Do we have free will? The only proper sense of this question and the only version worth asking is, do we have libertarian free will? We must. This is a pragmatic “must”. If we don’t, then we might as well all become farmers (to quote one of my favorite philosophers). It would make life absurd and unlivable. Nothing we think, believe, say, or do would matter. We would cease to be persons, reduced to mere automata. We would cease to be rational: if you were determined by factors outside your control to believe, say, that the Earth is round, then how could that belief be rational? This would apply to all your beliefs, by the way, including any belief you may have that determinism is true, making determinism incapable of being rationally affirmed. But never mind all that. We must have free will because our existence depends on it. This doesn’t prove we have it, of course. But if in fact we don’t have it, who cares?

The Trinity

The Christian doctrine of the Trinity says that God is three persons Father, Son, and Spirit in one being. Because there is only one being, there is only one God, and yet there are three divine persons. A person is something having a first-person perspective, free will, and intellect. When understood this way, the Trinity is hardly a contradictory concept. Mysterious, yes. My favorite analogy for the Trinity is that it’s like the Three-Headed Giant in Monty Python and the Holy Grail, except immaterial. The mystery comes in the case of God by how the three persons are united without sharing a physical body.

Metaphysical Modality

10 Jan 2025 update: added list item (12)

Modality is possibility/necessity, presumably called that because one can think of possibility and necessity as modes of truth. Something is necessary if it must be that way. The possible can be understood in terms of the necessary (and vice versa), so one might say that something is possible if it’s not necessarily not that way. Forgive the double negative, but that’s how it is. For example, it’s possible that I will be late for work tomorrow: the statement is not necessarily false.

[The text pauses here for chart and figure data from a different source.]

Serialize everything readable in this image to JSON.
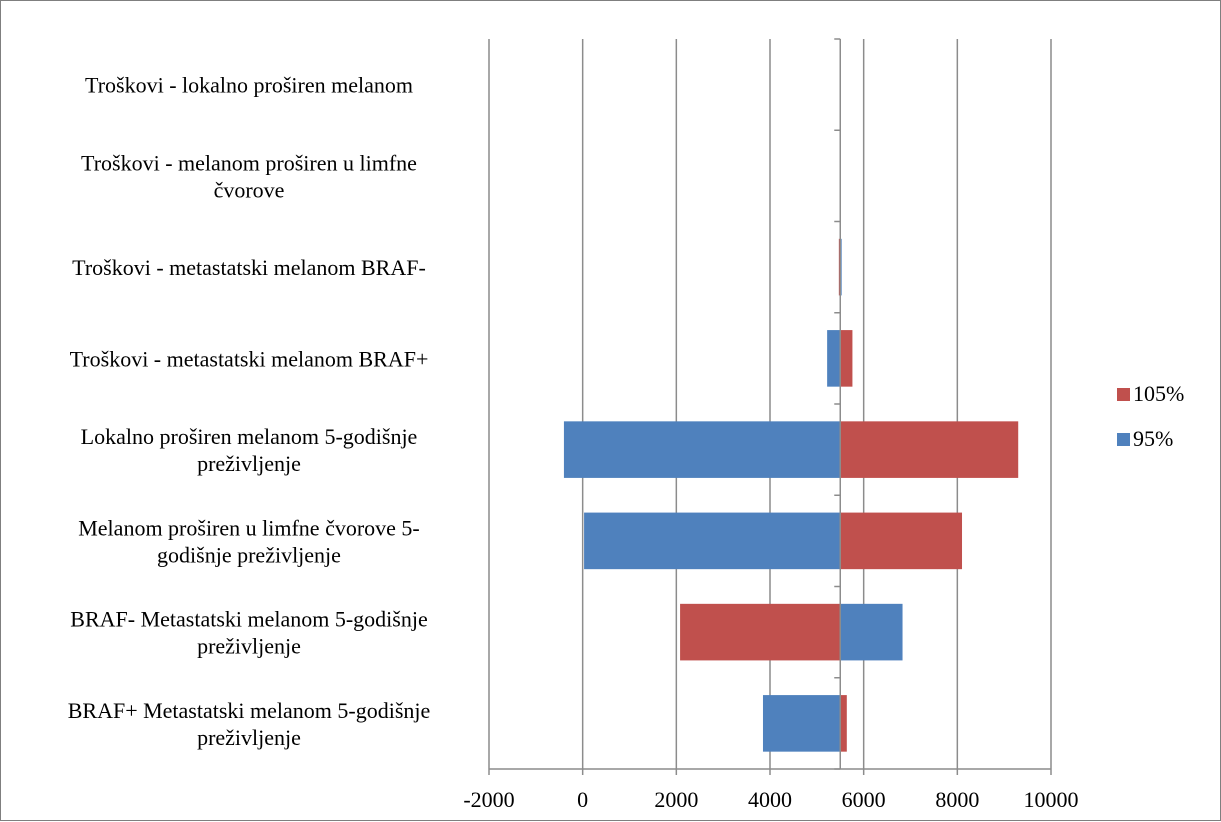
{
  "chart_data": {
    "type": "bar",
    "orientation": "horizontal",
    "style": "tornado",
    "baseline": 5500,
    "categories": [
      [
        "Troškovi - lokalno proširen melanom"
      ],
      [
        "Troškovi - melanom proširen u limfne",
        "čvorove"
      ],
      [
        "Troškovi - metastatski melanom BRAF-"
      ],
      [
        "Troškovi - metastatski melanom BRAF+"
      ],
      [
        "Lokalno proširen melanom 5-godišnje",
        "preživljenje"
      ],
      [
        "Melanom proširen u limfne čvorove 5-",
        "godišnje preživljenje"
      ],
      [
        "BRAF- Metastatski melanom 5-godišnje",
        "preživljenje"
      ],
      [
        "BRAF+ Metastatski melanom 5-godišnje",
        "preživljenje"
      ]
    ],
    "series": [
      {
        "name": "95%",
        "color": "#4F81BD",
        "values": [
          5500,
          5500,
          5530,
          5220,
          -400,
          30,
          6830,
          3850
        ]
      },
      {
        "name": "105%",
        "color": "#C0504D",
        "values": [
          5500,
          5500,
          5470,
          5760,
          9300,
          8100,
          2080,
          5640
        ]
      }
    ],
    "legend_order": [
      "105%",
      "95%"
    ],
    "xlim": [
      -2000,
      10000
    ],
    "xticks": [
      -2000,
      0,
      2000,
      4000,
      6000,
      8000,
      10000
    ],
    "xtick_labels": [
      "-2000",
      "0",
      "2000",
      "4000",
      "6000",
      "8000",
      "10000"
    ],
    "grid": "vertical",
    "legend_position": "right"
  }
}
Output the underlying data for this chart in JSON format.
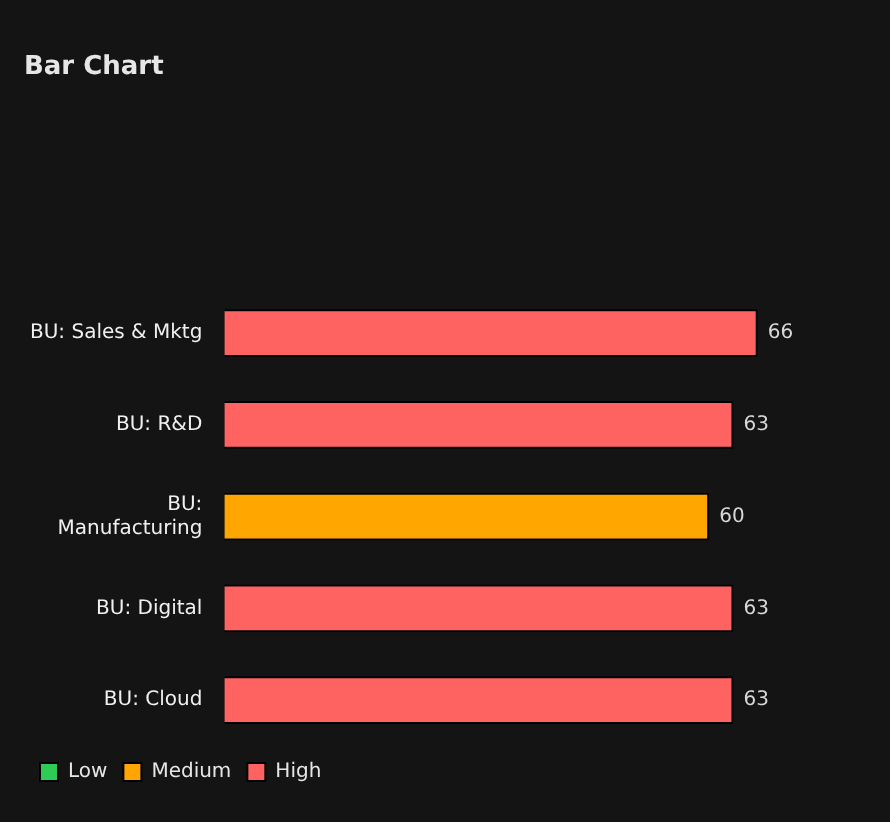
{
  "chart_data": {
    "type": "bar",
    "title": "Bar Chart",
    "orientation": "horizontal",
    "categories": [
      "BU: Sales & Mktg",
      "BU: R&D",
      "BU: Manufacturing",
      "BU: Digital",
      "BU: Cloud"
    ],
    "series": [
      {
        "name": "Low",
        "color": "#2ecc55",
        "values": [
          null,
          null,
          null,
          null,
          null
        ]
      },
      {
        "name": "Medium",
        "color": "#ffa600",
        "values": [
          null,
          null,
          60,
          null,
          null
        ]
      },
      {
        "name": "High",
        "color": "#ff6361",
        "values": [
          66,
          63,
          null,
          63,
          63
        ]
      }
    ],
    "data_labels": true,
    "legend": "bottom left"
  }
}
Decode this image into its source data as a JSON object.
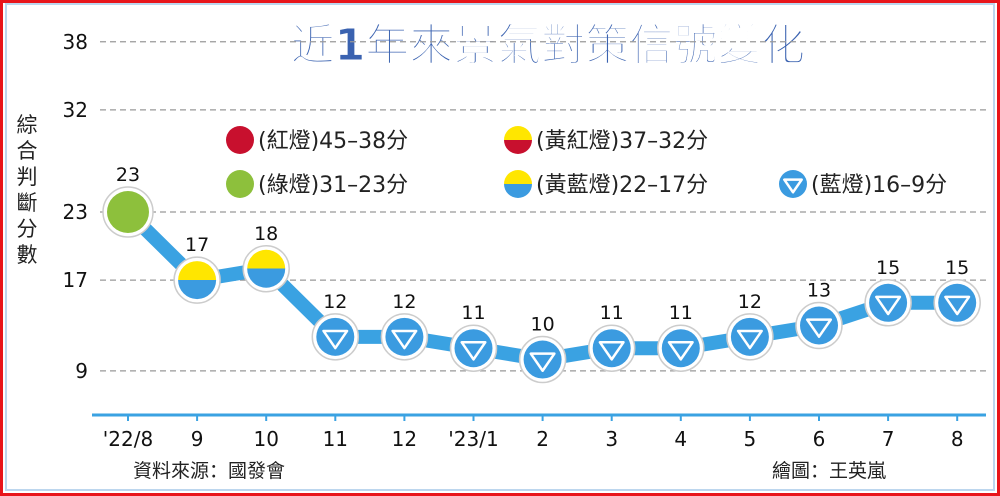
{
  "chart_data": {
    "type": "line",
    "title": "近1年來景氣對策信號變化",
    "ylabel": "綜合判斷分數",
    "categories": [
      "'22/8",
      "9",
      "10",
      "11",
      "12",
      "'23/1",
      "2",
      "3",
      "4",
      "5",
      "6",
      "7",
      "8"
    ],
    "values": [
      23,
      17,
      18,
      12,
      12,
      11,
      10,
      11,
      11,
      12,
      13,
      15,
      15
    ],
    "markers": [
      "green",
      "yellow-blue",
      "yellow-blue",
      "blue",
      "blue",
      "blue",
      "blue",
      "blue",
      "blue",
      "blue",
      "blue",
      "blue",
      "blue"
    ],
    "yticks": [
      9,
      17,
      23,
      32,
      38
    ],
    "ylim": [
      5.3,
      40
    ],
    "grid": true,
    "legend": [
      {
        "label": "(紅燈)45–38分",
        "marker": "red"
      },
      {
        "label": "(黃紅燈)37–32分",
        "marker": "yellow-red"
      },
      {
        "label": "(綠燈)31–23分",
        "marker": "green"
      },
      {
        "label": "(黃藍燈)22–17分",
        "marker": "yellow-blue"
      },
      {
        "label": "(藍燈)16–9分",
        "marker": "blue"
      }
    ],
    "legend_position": "top",
    "colors": {
      "red": "#c8102e",
      "yellow": "#ffe600",
      "green": "#8dc03c",
      "blue": "#3b9be0",
      "line": "#3aa2e2",
      "title": "#3a62b0"
    }
  },
  "footer": {
    "source": "資料來源：國發會",
    "credit": "繪圖：王英嵐"
  }
}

It will be helpful to describe metaphysical modality in the context of two other kinds of modality: physical and logical. It’s incumbent on me to describe only necessity since, as I mentioned, possibility and necessity are definable in terms of each other. First, what is physical necessity? Something is physically necessary if it must be the case given the laws and boundary conditions of nature. For example, it’s physically necessary that a stone will fall if dropped. Something is logically necessary if it must be that way given the rules of logic. For example, it’s logically necessary that God either exists or he doesn’t.

What, then, is metaphysical necessity? Something is metaphysically necessary if it must be that way given our intuitions about what could have been real. Metaphysics is that branch of philosophy concerned with the nature of reality, whether physical or not. It’s best to look at examples. Here are twelve statements that, though logically possible, are necessarily false in the metaphysical sense:

  1. 7 + 5 = 13
  2. Jim is taller than himself
  3. Prime Minister Thatcher is a prime number
  4. The ball is both red and green all over at once
  5. The chair created itself
  6. Mary danced with the square circle
  7. God committed adultery
  8. There is something with a shape but no size
  9. Joe traveled to a time before he was born and killed his grandfather
  10. The desk on which I’m now typing is made of ice
  11. Alex’s thirty-first birthday party preceded itself in time
  12. It’s good to torture and rape a little girl for fun

None of these statements is contradictory, but all of them are absolutely incapable of corresponding to reality.